Arab League members take great step forward // Source: majalisna.com
In a major coup for the Obama administration, representatives of the Arab League announced Monday in Washington that they were reaffirming two earlier initiatives by the league to end the Arab-Israeli conflict – and made the current peace proposal even more acceptable to Israel.
This is the third time that the Arab League launches a regional peace initiative. The then-Crown Prince, King Abdullah of Saudi Arabia, first proposed a comprehensive peace plan in the March 2002 Beirut Summit of the Arab League. The 2002 proposal was re-endorsed at the March 2007 Riyadh Summit of the league.
“This is a positive announcement,” Israel Justice Minister Tzipi Livni told Israel’s Channel 10 TV. Livni is also the cabinet minister in charge of negotiations with the Palestinians. She added that the league’s proposal gave “tail wind” to peace efforts in the region. “At the end you need a direct negotiation between the Israelis and the Palestinians.”
Haaretznotes that the 2002 Arab peace initiative offered Israel peace not only with the Arab countries, but with the entire Muslim world, in exchange for a “complete withdrawal” from the territories Israel captured in the 1967 Six Day war.
The 2002 initiative was revolutionary not only in that it offered Israel a normalization of relationship with the Arab and Muslim countries – but in that it was endorsed by the entire membership — twenty-two states — of the Arab League. Among members of the league in 2002 were Saddam Hussein’s Iraq and Col. Muammar Qaddafi’s Libya (note that Libya did not take part in the 2007 league meeting).
In addition to the twenty-two members of the Arab League, the 2002 and 2007 proposals were endorsed by the 57-member Organization of Islamic Cooperation. The OIC is the umbrella organization of the world’s Muslim countries.
The Washington Post reports that in Washington Monday, Qatari prime minister Sheik Hamad Bin Jassem Al Thani directly addressed some of Israel’s main concerns regarding the 2002 and 2007 Arab League proposals.
Sheik Hamad, representing the Arab League delegation, repeated the official position of the league that an agreement between Israel and a future Palestine should be based on the 1967 “green” lines (that is, the borders Israel had between the end of the 1948-49 War of Independence and the 1967 Six Day War). For the first time, however, he highlighted the possibility of “comparable,” mutually agreed and “minor” land swaps between the Israelis and the Palestinians.

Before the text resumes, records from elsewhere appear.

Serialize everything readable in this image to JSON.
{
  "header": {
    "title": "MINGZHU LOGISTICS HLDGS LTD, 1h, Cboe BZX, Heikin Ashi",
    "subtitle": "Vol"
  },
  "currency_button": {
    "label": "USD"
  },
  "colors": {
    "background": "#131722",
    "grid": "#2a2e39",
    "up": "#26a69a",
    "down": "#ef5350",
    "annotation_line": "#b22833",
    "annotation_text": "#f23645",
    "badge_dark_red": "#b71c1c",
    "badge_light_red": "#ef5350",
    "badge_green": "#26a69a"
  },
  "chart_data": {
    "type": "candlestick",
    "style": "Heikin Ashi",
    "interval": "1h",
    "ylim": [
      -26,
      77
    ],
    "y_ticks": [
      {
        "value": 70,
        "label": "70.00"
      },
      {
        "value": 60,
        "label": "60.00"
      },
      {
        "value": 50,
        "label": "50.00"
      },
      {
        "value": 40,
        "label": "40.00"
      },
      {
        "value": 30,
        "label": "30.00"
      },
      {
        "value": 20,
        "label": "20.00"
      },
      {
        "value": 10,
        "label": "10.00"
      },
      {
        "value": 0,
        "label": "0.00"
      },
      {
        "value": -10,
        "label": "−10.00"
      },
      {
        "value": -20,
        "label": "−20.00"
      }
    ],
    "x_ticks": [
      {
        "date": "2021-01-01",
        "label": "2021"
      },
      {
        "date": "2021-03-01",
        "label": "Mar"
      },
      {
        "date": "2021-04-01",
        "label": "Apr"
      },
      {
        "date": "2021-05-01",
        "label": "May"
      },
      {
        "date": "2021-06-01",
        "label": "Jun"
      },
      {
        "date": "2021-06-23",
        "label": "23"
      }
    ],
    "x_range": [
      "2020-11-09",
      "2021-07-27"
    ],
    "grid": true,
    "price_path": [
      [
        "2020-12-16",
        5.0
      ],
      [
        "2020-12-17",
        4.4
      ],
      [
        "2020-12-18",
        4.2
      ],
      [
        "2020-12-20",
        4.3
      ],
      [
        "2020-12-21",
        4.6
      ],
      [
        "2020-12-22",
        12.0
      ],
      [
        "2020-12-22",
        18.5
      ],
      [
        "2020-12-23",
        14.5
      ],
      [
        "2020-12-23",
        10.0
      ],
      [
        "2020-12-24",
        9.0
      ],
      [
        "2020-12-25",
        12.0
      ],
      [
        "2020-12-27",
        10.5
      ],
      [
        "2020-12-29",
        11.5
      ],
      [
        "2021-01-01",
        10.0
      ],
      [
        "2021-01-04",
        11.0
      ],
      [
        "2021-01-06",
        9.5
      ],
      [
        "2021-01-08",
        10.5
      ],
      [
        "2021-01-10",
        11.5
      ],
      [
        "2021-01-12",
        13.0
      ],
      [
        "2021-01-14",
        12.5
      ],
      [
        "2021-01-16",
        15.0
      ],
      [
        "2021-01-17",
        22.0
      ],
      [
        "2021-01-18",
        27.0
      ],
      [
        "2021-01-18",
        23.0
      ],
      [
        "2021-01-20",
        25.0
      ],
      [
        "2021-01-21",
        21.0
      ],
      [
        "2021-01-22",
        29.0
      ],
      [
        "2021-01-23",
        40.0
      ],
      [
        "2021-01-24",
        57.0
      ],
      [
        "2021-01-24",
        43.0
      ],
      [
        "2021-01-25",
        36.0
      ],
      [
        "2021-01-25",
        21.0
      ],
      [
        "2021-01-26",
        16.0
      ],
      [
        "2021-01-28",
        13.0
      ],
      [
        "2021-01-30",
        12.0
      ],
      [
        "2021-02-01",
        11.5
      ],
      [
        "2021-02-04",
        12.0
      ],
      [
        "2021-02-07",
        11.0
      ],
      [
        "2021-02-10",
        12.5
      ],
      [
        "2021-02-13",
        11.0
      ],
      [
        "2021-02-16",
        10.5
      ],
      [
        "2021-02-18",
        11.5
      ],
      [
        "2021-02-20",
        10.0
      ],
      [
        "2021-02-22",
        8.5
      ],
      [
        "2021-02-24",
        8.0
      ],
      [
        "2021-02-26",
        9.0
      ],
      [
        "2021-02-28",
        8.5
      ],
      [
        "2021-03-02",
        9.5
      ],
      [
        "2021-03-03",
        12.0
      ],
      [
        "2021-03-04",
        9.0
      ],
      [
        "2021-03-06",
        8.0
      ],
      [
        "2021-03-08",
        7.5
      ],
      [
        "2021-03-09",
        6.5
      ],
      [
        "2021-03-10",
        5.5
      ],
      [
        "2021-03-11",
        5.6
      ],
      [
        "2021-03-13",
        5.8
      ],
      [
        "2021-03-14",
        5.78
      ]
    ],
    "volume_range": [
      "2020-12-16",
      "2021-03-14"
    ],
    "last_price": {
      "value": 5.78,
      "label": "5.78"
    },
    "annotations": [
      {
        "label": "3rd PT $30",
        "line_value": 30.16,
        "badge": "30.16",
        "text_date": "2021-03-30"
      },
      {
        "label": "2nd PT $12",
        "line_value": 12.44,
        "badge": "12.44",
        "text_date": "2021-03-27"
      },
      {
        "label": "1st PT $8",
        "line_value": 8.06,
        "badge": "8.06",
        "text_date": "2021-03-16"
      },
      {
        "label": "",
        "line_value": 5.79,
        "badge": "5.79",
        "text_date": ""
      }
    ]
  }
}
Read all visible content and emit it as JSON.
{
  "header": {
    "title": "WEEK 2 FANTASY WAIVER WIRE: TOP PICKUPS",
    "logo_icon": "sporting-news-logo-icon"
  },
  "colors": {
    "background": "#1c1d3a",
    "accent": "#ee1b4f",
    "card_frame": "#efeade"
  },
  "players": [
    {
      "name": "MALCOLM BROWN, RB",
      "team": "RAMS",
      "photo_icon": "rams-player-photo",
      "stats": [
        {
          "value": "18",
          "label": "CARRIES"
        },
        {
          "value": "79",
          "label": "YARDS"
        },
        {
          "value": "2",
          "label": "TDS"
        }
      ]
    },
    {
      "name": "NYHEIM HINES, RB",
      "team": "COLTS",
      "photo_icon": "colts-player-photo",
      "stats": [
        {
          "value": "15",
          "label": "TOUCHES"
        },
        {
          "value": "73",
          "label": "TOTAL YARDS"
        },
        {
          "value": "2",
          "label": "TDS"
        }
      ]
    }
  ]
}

The Arab League has thus publicly accepted two of Israel’s most important conditions:
- First, that the 1967 borders were not defensible, and that any future border between Israel and Palestine will have to deviate from the 1967 lines in order to bolster Israel’s security
- Second, that much has happened on the ground in the forty-six years since the 1967 war, and that hundreds of thousands of Israelis now live in area east of the 1967 demarcation line. Israel’s position has been that about 80 percent of these settlers, concentrated in three settlement blocs, should be allowed to remain where they are. The good thing is that these three settlement blocks account for about 7-8 percent of the West Bank territory, and Israel has agreed to compensate the Palestinian states by giving it the exact same amount in what is now Israel.
In Washington, Secretary of State John Kerry called the changed in the Arab League’s language a “very big step forward.”
“This is literally a statement by the Arab world that they’re prepared to make peace, providing the Palestinians and Israelis reach a final status agreement,” he told reporters Tuesday at the State Department after meeting Spain’s foreign minister.
“I don’t underestimate the significance of Saudi Arabia, Qatar, Arab Emirates, the Egyptians, the Jordanians and others coming to the table and saying, ‘We are prepared to make peace now in 2013,’” he said.
Kerry admitted, though, that much is yet to be done. “We have a lot of homework to do, a lot of tough hurdles to get over, but each step forward is the way you
get there,” Kerry said.
President Shimon Peres said the Arabs League’ decision provided a new chance to restart peace talks. “The ministers of the Arab League once again expressed their support for the two state solution, which is also accepted by us and a broad structure of support is being created for making progress,” he said during a meeting with Pope Francis at the Vatican.